In your keynote at Agile On The Beach and your subsequent blog post you characterise agile practitioners as “confused … about how Agile should be implemented.”

BlackBlot

Let me clear one thing up for you: agile is not a “product development method.” If you take a brief look at the Agile Manifesto you will quickly see that it is a set of guiding values and principles. Specifically the manifesto makes no mention of a “Product Owner“, so any confusion that you might have encountered over interpretations of this role is strictly limited to implementations of Scrum.

More generally, I assert that confusion among adherents to a philosophy, methodology or belief system does not logically invalidate that system. There is confusion and disagreement among Product Managers, despite your implication to the contrary. I have no opinion on your company’s product management methodology, but I’m sure I could find successful project managers who disagree about its utility.

Recall that agile approaches first came into existence to avoid expensive project failures that were attributed to ‘Big Design Up Front‘ approaches favoured by traditional waterfall methods.

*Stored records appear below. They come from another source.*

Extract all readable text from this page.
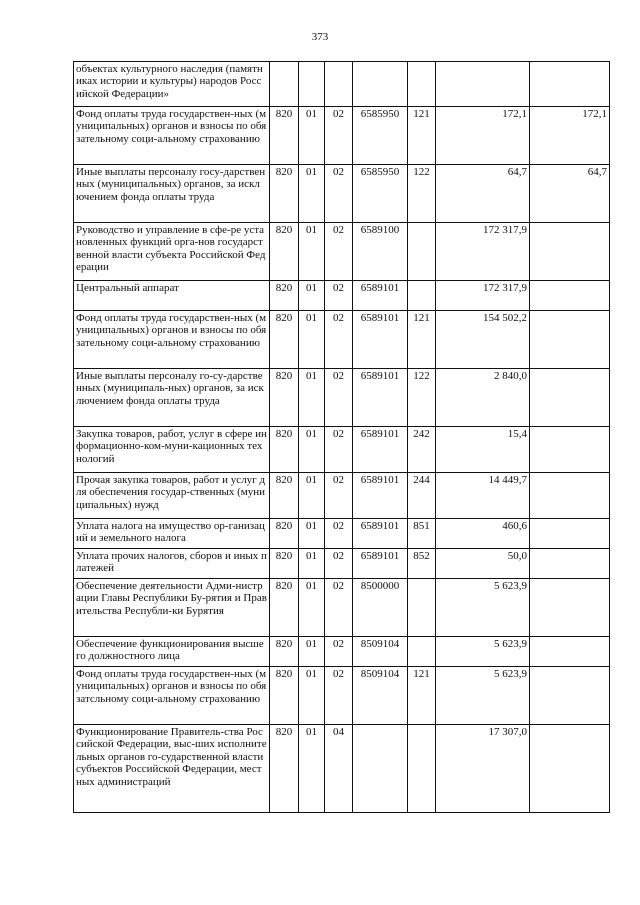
373
объектах культурного наследия (памятниках истории и культуры) народов Российской Федерации»							
Фонд оплаты труда государствен-ных (муниципальных) органов и взносы по обязательному соци-альному страхованию	820	01	02	6585950	121	172,1	172,1
Иные выплаты персоналу госу-дарственных (муниципальных) органов, за исключением фонда оплаты труда	820	01	02	6585950	122	64,7	64,7
Руководство и управление в сфе-ре установленных функций орга-нов государственной власти субъекта Российской Федерации	820	01	02	6589100		172 317,9	
Центральный аппарат	820	01	02	6589101		172 317,9	
Фонд оплаты труда государствен-ных (муниципальных) органов и взносы по обязательному соци-альному страхованию	820	01	02	6589101	121	154 502,2	
Иные выплаты персоналу го-су-дарственных (муниципаль-ных) органов, за исключением фонда оплаты труда	820	01	02	6589101	122	2 840,0	
Закупка товаров, работ, услуг в сфере информационно-ком-муни-кационных технологий	820	01	02	6589101	242	15,4	
Прочая закупка товаров, работ и услуг для обеспечения государ-ственных (муниципальных) нужд	820	01	02	6589101	244	14 449,7	
Уплата налога на имущество ор-ганизаций и земельного налога	820	01	02	6589101	851	460,6	
Уплата прочих налогов, сборов и иных платежей	820	01	02	6589101	852	50,0	
Обеспечение деятельности Адми-нистрации Главы Республики Бу-рятия и Правительства Республи-ки Бурятия	820	01	02	8500000		5 623,9	
Обеспечение функционирования высшего должностного лица	820	01	02	8509104		5 623,9	
Фонд оплаты труда государствен-ных (муниципальных) органов и взносы по обязатсльному соци-альному страхованию	820	01	02	8509104	121	5 623,9	
Функционирование Правитель-ства Российской Федерации, выс-ших исполнительных органов го-сударственной власти субъектов Российской Федерации, местных администраций	820	01	04			17 307,0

Your suggestion that developers have no place in the ‘problem’ space, and all communication should be mediated through a “Product Architect“, seems like a retrograde step that brought back memories of nightmares I have no wish to relive.

You go on to admit that you “do not know much about Agile or other product development methods which reside in the solution space.” Agile approaches are not limited to the solution space and are certainly not about technical specialists trying to annex product management. They advocate communication and collaboration between all stakeholders in order to minimise confusion and maximise value for the customer. That this was not clear to you is obviously a failing, though I am still not sure whether it is a failing of the agile community or of the brevity of your research.